Однажды в редакцию пришел Амосов и сказал, что ревком посылает меня в качестве корреспондента на Сибирский съезд работников печати. И чтобы я немедленно готовился к отъезду. Амосов тоже едет в командировку в Москву и проводит меня до тогдашнего центра Сибири города Ново-Николаевска.
На другой день Амосов пришел уже готовый к отъезду с подорожными на меня и на него. При этом он устроил так, чтобы мы ехали до Иркутска в ревкомовском возке, который он подготовил для такой длительной поездки.
От Якутска до Иркутска по Ленскому тракту считают около 3 тысяч верст, причем через каждые 30 верст есть почтовые станции — «станки», как их называют в Якутии. Он попросил меня раздеться, чтобы проверить — хорошо ли я одет в дорогу. На мне, кроме моего красноармейского полушубка, валенок и шапки-ушанки, ничего не было. Он отверг всю мою красноармейскую одежду и дал мне ровдужные, то есть сшитые из оленьей замши штаны и рубаху, торбаса с чулками из собачьей шерсти. Одежда эта тепла, легка и удобна. И еще он сказал, что в возке заготовлено продовольствие на всю дорогу, чтобы я ни о чем не беспокоился.
Я вышел вместе с ним на улицу посмотреть возок и лошадей.

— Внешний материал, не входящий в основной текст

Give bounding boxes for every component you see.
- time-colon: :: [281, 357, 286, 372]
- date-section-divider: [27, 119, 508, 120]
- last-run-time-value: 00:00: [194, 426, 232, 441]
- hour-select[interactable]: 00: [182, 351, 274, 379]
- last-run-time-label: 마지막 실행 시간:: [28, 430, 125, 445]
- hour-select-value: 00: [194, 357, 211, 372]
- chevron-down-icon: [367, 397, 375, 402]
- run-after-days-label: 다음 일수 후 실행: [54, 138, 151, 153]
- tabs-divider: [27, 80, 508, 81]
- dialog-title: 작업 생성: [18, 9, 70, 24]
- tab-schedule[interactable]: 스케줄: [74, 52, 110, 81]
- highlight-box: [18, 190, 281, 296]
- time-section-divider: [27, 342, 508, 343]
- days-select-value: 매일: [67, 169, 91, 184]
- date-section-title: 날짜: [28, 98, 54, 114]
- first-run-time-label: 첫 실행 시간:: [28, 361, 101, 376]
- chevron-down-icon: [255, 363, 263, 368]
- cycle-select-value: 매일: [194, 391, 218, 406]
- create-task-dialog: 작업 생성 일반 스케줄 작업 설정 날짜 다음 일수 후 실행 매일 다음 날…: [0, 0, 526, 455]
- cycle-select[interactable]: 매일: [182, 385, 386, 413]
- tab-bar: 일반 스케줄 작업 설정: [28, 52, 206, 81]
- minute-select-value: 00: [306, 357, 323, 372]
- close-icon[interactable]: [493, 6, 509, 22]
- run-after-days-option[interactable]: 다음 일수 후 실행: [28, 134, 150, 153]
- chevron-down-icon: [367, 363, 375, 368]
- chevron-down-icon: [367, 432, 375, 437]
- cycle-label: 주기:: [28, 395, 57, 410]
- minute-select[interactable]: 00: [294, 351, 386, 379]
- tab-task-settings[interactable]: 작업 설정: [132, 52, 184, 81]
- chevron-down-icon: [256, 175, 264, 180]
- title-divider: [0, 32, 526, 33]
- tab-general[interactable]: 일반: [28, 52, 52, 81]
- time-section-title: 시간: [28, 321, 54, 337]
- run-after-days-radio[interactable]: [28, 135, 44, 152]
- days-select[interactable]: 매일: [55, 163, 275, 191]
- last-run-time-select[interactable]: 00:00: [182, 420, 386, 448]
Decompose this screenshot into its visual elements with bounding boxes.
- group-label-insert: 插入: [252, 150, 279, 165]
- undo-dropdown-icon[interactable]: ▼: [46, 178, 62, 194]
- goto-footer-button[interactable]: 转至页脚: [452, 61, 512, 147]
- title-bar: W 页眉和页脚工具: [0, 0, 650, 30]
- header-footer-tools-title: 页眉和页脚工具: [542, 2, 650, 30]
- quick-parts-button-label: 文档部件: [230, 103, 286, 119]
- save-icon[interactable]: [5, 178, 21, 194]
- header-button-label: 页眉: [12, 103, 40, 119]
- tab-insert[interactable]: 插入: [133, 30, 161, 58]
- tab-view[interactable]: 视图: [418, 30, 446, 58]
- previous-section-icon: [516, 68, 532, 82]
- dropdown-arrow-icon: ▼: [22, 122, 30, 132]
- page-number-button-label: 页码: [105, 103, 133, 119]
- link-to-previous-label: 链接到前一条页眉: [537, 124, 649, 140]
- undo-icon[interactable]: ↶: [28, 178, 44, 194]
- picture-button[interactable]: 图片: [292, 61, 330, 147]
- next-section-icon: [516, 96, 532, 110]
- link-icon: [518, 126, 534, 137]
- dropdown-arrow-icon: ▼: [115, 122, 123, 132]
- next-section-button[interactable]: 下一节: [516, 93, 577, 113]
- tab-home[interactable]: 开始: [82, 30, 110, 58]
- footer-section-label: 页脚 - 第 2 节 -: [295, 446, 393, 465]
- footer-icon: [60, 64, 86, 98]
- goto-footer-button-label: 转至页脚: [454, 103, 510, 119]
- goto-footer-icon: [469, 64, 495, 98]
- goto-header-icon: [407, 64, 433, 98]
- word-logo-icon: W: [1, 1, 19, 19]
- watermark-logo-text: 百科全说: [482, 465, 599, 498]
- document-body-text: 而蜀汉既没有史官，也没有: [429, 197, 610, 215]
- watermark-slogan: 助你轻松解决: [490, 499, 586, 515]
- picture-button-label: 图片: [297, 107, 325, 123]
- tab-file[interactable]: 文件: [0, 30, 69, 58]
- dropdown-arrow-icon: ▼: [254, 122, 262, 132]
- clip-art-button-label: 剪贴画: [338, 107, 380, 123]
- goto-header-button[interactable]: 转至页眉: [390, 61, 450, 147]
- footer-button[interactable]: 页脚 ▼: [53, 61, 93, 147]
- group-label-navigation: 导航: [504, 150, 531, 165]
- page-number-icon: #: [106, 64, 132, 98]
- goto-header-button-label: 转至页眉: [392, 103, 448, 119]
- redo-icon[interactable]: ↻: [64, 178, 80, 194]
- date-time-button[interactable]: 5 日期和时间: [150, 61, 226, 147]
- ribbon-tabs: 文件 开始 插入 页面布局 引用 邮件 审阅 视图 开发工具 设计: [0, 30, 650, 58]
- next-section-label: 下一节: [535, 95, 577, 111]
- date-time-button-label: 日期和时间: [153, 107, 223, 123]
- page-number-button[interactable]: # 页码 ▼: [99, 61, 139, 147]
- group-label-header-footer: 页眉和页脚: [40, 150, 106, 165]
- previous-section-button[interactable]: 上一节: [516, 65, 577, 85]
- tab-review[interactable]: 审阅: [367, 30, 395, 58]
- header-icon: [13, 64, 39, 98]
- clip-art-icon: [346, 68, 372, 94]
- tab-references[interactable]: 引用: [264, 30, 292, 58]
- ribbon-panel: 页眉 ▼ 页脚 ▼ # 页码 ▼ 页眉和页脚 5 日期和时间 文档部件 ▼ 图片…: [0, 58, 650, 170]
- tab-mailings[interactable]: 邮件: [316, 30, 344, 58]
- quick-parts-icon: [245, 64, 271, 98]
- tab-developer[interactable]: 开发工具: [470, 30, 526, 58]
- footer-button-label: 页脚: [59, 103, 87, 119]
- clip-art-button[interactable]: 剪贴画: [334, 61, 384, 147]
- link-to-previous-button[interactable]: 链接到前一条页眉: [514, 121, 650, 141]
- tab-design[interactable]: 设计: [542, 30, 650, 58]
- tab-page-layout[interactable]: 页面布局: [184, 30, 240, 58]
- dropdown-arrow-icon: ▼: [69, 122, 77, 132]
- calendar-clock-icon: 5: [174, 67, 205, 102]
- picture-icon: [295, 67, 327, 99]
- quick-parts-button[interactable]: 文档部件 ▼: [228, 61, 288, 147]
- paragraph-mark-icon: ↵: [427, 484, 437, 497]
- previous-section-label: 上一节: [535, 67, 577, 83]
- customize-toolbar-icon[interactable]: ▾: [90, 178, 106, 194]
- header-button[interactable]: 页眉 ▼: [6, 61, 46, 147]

Возок был просторный, с крытым верхом, наподобие тех возков, какие описывал Гоголь. Удивили меня лошади, впряженные в возок. Это были небольшие, крепкие лошадки, похожие на шведских пони, но обросшие, точно пуделя, густой и длинной шерстью почти до колен.
Мы уселись, и лошадки понесли нас очень быстро.
Первая станция, куда нас примчали наши мохнатые лошадки, называлась, как мне помнится, Марха 1‑я. Это была довольно благоустроенная деревня, населенная сектантами из скопцов, которых ссылали еще во времена Никона на далекий Север в надежде, что они тут погибнут и исчезнут. Однако они не исчезли и не погибли, а твердо держались своего сектантства.
По внешности это был довольно рослый народ, аккуратно и тепло одетый, с явными признаками скопчества — без всякой растительности на одутловатых лицах, цвет кожи смуглый, с нездоровой желтизной. Голоса тихие, речь спокойная, настороженная, но полная уважения к себе и другому.
На станции в помещении курить не разрешалось, скопцы сами не курили, не ругались, не разрешали клясться, но слово держали твердо и были трудолюбивы и усердны в земледелии.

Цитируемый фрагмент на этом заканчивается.